There are some limitations that should be noted. First, this study enrolled CM + MO patients taken from a specialised headache centre. Hence, they might not be representative of the general population of CM + MO. However, it is important to consider that, even if this study was performed on a selected clinical population, it is characterised by a large sample. Second, given the large population recruited, the enrolment in the study started in 2017. Thus, it is possible that some uncontrolled variables were introduced during the long enrolment. Third, our study used the DSM-IV criteria for substance dependence instead of those for substance use disorders (SUD), introduced by the more recent fifth edition of DSM. In fact, such a revision combined both substance abuse and substance dependence into a single continuum, which is defined as SUD. In particular, the consideration of those criteria referring to the concept of “impaired control”; that is, criteria from 1 to 4 of DSM-V, should further shed light on this topic. Future studies should better explore this issue. In any case, the use of DSM-IV criteria allowed us to compare our findings with those from the existing literature, given they used the same criteria (12,13,15). Another interesting future development in this area could be to distinguish the dependence habitus from the compulsive behaviors by using instruments such as the Yale-Brown Obsessive Compulsive Scale (Y-BOCS) (48,49).
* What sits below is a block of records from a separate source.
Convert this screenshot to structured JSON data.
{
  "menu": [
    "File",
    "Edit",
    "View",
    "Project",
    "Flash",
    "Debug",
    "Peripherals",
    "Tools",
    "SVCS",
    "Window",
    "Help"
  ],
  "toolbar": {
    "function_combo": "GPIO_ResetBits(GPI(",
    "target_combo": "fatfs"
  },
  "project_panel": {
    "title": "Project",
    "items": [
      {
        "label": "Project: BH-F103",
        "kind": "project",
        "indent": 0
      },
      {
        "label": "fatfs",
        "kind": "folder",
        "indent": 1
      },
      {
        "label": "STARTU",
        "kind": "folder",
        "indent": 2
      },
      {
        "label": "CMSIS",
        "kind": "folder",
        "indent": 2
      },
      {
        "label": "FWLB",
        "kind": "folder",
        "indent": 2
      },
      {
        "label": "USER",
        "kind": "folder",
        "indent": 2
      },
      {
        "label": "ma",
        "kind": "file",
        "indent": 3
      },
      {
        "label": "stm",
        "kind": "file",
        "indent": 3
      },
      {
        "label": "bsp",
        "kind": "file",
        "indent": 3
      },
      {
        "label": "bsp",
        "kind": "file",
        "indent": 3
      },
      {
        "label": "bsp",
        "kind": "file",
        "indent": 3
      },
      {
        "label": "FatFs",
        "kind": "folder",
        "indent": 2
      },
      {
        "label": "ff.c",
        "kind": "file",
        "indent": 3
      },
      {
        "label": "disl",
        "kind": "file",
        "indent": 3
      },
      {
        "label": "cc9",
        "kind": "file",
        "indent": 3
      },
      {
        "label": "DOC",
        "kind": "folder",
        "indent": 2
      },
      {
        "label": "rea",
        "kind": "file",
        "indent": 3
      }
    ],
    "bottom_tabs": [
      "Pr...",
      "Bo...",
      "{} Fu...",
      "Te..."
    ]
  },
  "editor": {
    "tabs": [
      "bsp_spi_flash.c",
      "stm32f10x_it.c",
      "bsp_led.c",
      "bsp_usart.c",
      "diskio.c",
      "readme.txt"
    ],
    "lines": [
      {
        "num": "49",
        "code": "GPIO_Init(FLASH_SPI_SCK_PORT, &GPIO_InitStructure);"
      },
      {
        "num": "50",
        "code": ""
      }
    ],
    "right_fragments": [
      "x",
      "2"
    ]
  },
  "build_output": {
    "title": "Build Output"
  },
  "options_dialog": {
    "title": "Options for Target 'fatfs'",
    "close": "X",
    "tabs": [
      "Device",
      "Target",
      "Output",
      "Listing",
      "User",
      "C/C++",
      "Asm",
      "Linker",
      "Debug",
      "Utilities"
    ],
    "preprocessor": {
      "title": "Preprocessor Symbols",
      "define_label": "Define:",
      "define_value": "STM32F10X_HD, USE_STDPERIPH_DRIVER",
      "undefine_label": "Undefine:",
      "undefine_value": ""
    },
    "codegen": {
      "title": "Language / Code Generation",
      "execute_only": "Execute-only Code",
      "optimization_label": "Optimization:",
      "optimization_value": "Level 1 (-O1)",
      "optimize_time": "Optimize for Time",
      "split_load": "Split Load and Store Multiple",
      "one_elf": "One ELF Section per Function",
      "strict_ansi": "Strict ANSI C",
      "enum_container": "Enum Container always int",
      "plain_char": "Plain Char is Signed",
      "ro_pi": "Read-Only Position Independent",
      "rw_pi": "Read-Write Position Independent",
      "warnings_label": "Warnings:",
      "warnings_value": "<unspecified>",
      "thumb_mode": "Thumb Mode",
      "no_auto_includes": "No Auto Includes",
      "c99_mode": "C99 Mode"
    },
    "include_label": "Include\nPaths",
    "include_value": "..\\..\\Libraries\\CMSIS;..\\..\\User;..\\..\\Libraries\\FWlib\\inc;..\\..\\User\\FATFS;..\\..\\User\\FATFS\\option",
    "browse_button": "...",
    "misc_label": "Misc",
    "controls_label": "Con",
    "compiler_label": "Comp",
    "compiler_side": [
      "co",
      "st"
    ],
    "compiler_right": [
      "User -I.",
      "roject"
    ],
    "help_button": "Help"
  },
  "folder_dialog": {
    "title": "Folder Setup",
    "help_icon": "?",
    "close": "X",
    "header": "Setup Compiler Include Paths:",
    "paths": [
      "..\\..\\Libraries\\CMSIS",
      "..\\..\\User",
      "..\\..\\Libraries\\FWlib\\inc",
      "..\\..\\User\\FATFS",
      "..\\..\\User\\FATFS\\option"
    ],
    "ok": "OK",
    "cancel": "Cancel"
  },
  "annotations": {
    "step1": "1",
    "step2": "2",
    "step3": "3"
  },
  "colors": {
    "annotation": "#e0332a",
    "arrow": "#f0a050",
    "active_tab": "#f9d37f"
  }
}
In conclusion, our findings support the use of SDS in the screening of dependency-like behaviors in CM + MO. SDS use will contribute important information on the factors involved in CM + MO occurrence and is critical to further differentiate this complex group of seriously affected patients in different phenotypical and/or endotypical subtypes.

Clinical implications

SDS could be used in the screening of dependency-like behaviors in CM + MO.